Renewable energy projects offer municipalities long-term revenue streams and allow them to plan for the future, he said.
“Whether that’s keeping property taxes for residents low or new investments in the community, we just want to highlight the role renewable energy projects are playing in helping stabilize municipal revenues,” said Dye.
Business Renewables Centre-Canada believes the province’s seven-month moratorium on the approval of new renewable projects over one megawatt — the pause ends on Feb. 29, 2024 — was “short-sighted” and is hurting municipalities.
“One of the things we wanted to highlight is that at a minimum that pause pushes back any projects that weren’t already under construction until at least March of next year,” said Dye, adding that delay in turn affects when municipalities will receive revenue from those projects.
Based on the 2022 calculations and the projects currently in the Alberta Electric System Operator connection queue, the municipalities can expect that amount to grow by an additional $170 million to $250 million in just a few years, he said.

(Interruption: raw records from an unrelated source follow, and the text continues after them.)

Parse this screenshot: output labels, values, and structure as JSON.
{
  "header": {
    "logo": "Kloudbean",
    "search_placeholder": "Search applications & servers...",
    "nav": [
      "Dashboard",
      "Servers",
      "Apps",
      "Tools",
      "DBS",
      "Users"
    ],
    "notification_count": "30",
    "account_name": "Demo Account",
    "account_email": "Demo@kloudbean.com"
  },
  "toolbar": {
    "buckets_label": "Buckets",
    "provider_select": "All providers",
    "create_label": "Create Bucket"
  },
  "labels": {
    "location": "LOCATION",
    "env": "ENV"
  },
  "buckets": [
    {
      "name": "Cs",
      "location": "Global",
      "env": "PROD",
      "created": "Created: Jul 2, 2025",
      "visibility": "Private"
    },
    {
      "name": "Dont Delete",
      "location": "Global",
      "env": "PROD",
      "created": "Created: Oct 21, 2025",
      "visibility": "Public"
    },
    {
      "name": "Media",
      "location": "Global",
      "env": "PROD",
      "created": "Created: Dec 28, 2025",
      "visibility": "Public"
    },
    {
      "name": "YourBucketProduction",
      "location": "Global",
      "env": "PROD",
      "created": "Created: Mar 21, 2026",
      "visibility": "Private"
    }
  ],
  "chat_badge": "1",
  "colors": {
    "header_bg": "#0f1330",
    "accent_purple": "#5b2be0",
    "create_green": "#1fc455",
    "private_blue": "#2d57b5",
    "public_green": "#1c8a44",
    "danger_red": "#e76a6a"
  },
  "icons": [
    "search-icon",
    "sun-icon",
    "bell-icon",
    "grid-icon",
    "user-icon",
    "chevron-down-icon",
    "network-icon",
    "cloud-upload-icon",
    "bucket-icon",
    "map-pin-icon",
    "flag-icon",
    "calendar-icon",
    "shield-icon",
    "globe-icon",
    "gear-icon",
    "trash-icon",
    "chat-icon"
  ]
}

“We’re still at the very beginning of this revenue curve for municipalities. That’s what we’re worried about the moratorium jeopardizing.”
Wind and solar power projects are capital-intensive projects and are “sensitive” to escalating costs, said Dyer.
“By introducing more risk into the market, the government has raised that cost of capital, and that’s where we see one of the major impacts playing out,” he said.
New Pembina Institute released alongside the analysis showed 75 per cent of Albertans, including 66 per cent of Albertans living outside of Edmonton and Calgary, would like to see more renewable energy projects where they live, said Dye.
“That finding really aligns with what we’re seeing, from value to landowners, to value to municipalities,” he said. “We’re an energy province, and the people of Alberta want to see us build more energy projects.”
Vulcan County Reeve Jason Schneider said renewable energy projects currently make up over 40 per cent of the municipality’s assessment base and has played a big role in diversifying the municipality’s tax base.
“We’re trying to do a bit of a hybrid where we’re trying to invest some of the money, lower taxes to make Vulcan County even more attractive to people to live, to work, to run their businesses in,” Schneider said.
The County is home to a 300-megawatt wind project, Blackspring Ridge, and Canada’s largest solar project, the 465-megawatt Travers Solar. Once the 514.6-megawatt Buffalo Plains wind project comes online — construction began earlier year — the municipality will be over 50 per cent. It’s a dramatic shift in revenue streams for Vulcan County, which in the past few years has seen a significant decline in its municipal revenue from oil and gas projects.
Vulcan County is planning long-term so that the municipality remains sustainable when the projects are no longer around, he said.
Renewable energy projects have been greatly benefitted Vulcan County, but the municipality’s council favours the moratorium so that the province has time to look at regulatory changes around project placement and reclamation, and transmission line capacity, said Schneider.
“We’re not saying, ‘Don’t kill it, it’s been very good to Vulcan County, but we just want good developers,” he said.